At MCP Server/Proxy:

• Implement per-client consent (MCP-level UI)
• Validate OAuth config (redirect URI, AS URL)
• Use PKCE + state in all flows
• Block token passthrough (mint MCP-specific tokens)
• Monitor OAuth telemetry

At Policy Layer:

• Gate OAuth by tool risk (high-risk = approval required)
• Limit scopes by role (RBAC for OAuth permissions)
• Time-based restrictions (business hours only)
• Rate limit OAuth flows (prevent abuse)
• Audit all decisions

At Client/IDE:

• Display full OAuth details (provider, scopes, redirect)
• Warn on high-risk scopes (admin:, delete:)
• Show redirect URI (make visible to user)
• Require re-consent on change (hash-based detection)
• Support DPoP/mTLS (client-side key management)

For Security Operations:

• Monitor OAuth logs (SIEM integration)
• Alert on anomalies (unknown redirects, unusual scopes)
• Incident response playbook (token revocation, tool disable)
• Threat intelligence (known malicious OAuth clients)
• Regular audits (quarterly OAuth configuration review)

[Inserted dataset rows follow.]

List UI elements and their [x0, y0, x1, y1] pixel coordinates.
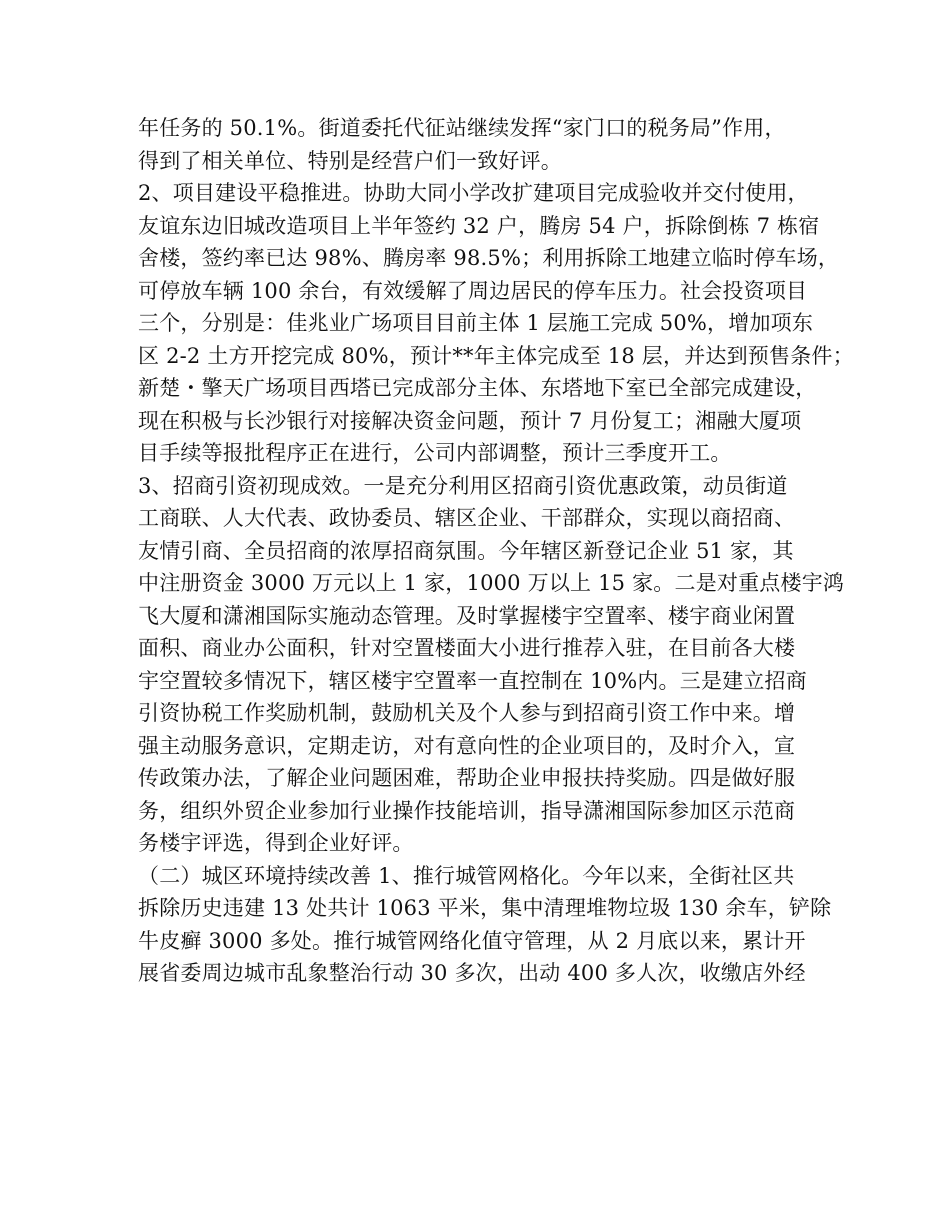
- text-line: 面积、商业办公面积，针对空置楼面大小进行推荐入驻，在目前各大楼: [138, 636, 796, 660]
- text-line: 三个，分别是：佳兆业广场项目目前主体 1 层施工完成 50%，增加项东: [138, 311, 814, 335]
- text-line: 得到了相关单位、特别是经营户们一致好评。: [138, 148, 562, 173]
- text-line: 务，组织外贸企业参加行业操作技能培训，指导潇湘国际参加区示范商: [138, 798, 796, 823]
- document-body: [138, 112, 854, 990]
- text-line: 年任务的 50.1%。街道委托代征站继续发挥“家门口的税务局”作用，: [138, 116, 786, 140]
- text-line: 宇空置较多情况下，辖区楼宇空置率一直控制在 10%内。三是建立招商: [138, 668, 807, 693]
- text-line: 工商联、人大代表、政协委员、辖区企业、干部群众，实现以商招商、: [138, 506, 796, 530]
- text-line: 新楚・擎天广场项目西塔已完成部分主体、东塔地下室已全部完成建设，: [138, 376, 817, 400]
- text-line: 中注册资金 3000 万元以上 1 家，1000 万以上 15 家。二是对重点楼宇鸿: [138, 571, 845, 595]
- text-line: 可停放车辆 100 余台，有效缓解了周边居民的停车压力。社会投资项目: [138, 278, 808, 303]
- text-line: 强主动服务意识，定期走访，对有意向性的企业项目的，及时介入，宣: [138, 733, 796, 758]
- text-line: 拆除历史违建 13 处共计 1063 平米，集中清理堆物垃圾 130 余车，铲除: [138, 896, 832, 920]
- text-line: 友谊东边旧城改造项目上半年签约 32 户，腾房 54 户，拆除倒栋 7 栋宿: [138, 213, 820, 238]
- text-line: 2、项目建设平稳推进。协助大同小学改扩建项目完成验收并交付使用，: [138, 181, 809, 205]
- text-line: 友情引商、全员招商的浓厚招商氛围。今年辖区新登记企业 51 家，其: [138, 538, 794, 563]
- text-line: 展省委周边城市乱象整治行动 30 多次，出动 400 多人次，收缴店外经: [138, 961, 806, 985]
- text-line: 现在积极与长沙银行对接解决资金问题，预计 7 月份复工；湘融大厦项: [138, 408, 802, 433]
- text-line: 3、招商引资初现成效。一是充分利用区招商引资优惠政策，动员街道: [138, 473, 788, 498]
- text-line: 引资协税工作奖励机制，鼓励机关及个人参与到招商引资工作中来。增: [138, 701, 796, 725]
- text-line: 牛皮癣 3000 多处。推行城管网络化值守管理，从 2 月底以来，累计开: [138, 928, 806, 953]
- text-line: 飞大厦和潇湘国际实施动态管理。及时掌握楼宇空置率、楼宇商业闲置: [138, 603, 796, 628]
- text-line: 目手续等报批程序正在进行，公司内部调整，预计三季度开工。: [138, 441, 732, 465]
- text-line: 传政策办法，了解企业问题困难，帮助企业申报扶持奖励。四是做好服: [138, 766, 796, 790]
- text-line: 务楼宇评选，得到企业好评。: [138, 831, 414, 855]
- text-line: 区 2-2 土方开挖完成 80%，预计**年主体完成至 18 层，并达到预售条件；: [138, 343, 854, 368]
- text-line: （二）城区环境持续改善 1、推行城管网格化。今年以来，全街社区共: [138, 863, 795, 888]
- text-line: 舍楼，签约率已达 98%、腾房率 98.5%；利用拆除工地建立临时停车场，: [138, 246, 840, 270]
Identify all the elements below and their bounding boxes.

The Airport Security Analogy

OAuth authorization is like airport baggage claim:

Normal flow:

• You check in (initiate OAuth)
• Airline prints tag (authorization code)
• Tag has destination (redirect URI)
• Bag goes through system (OAuth provider)
• You claim bag at correct carousel (your callback endpoint)

SAFE-T1007 attack:

• Attacker changes destination tag (redirect URI)
• Bag still goes through airline (real OAuth)
• But arrives at wrong carousel (attacker's endpoint)

Defenses:

• Tamper-evident tags (PKCE)
• ID verification at claim (state parameter)
• Bag locks (sender-constrained tokens)
• Surveillance cameras (monitoring)
• Lost baggage protocol (incident response)

Resources & Next Steps

Standards & Specifications

• OAuth 2.0 Security BCP (RFC 9700) (authoritative guidance)
• DPoP Specification (RFC 9449) (sender-constrained tokens)
• PKCE (RFC 7636) (authorization code protection)

MCP-Specific Resources

• SAFE-T1007 Specification
• SAFE-T1008: AS Mix-Up (related attack)

Research & Analysis

• Netskope: Consent Phishing (illicit grant attacks)
• MITRE ATT&CK: Initial Access (general methodology)

Community

• SAFE-MCP Events (workshops, working sessions)
• OpenID Foundation (OAuth/OIDC standards body)

Final Thoughts

OAuth authorization phishing isn't new. What's new is the context: AI agents making autonomous decisions about when to request authorization, users trusting those decisions, and attackers exploiting that trust through infrastructure-level manipulation.

SAFE-T1007 documents this threat in MCP-specific terms, but the defenses are rooted in decades of OAuth security research. The challenge is operationalizing them in agent workflows:

Technical defenses (PKCE, DPoP, nonce/state) → ✅ Well understood
MCP-specific guardrails (proxy consent, no token passthrough) → ✅ Documented
Policy enforcement (identity + policy + control) → ✅ Tools exist
Continuous monitoring (telemetry + anomaly detection) → ✅ Proven patterns

The gap isn't knowledge—it's implementation discipline.

Every MCP deployment that initiates OAuth flows is a potential phishing vector. The question is: Have you hardened yours?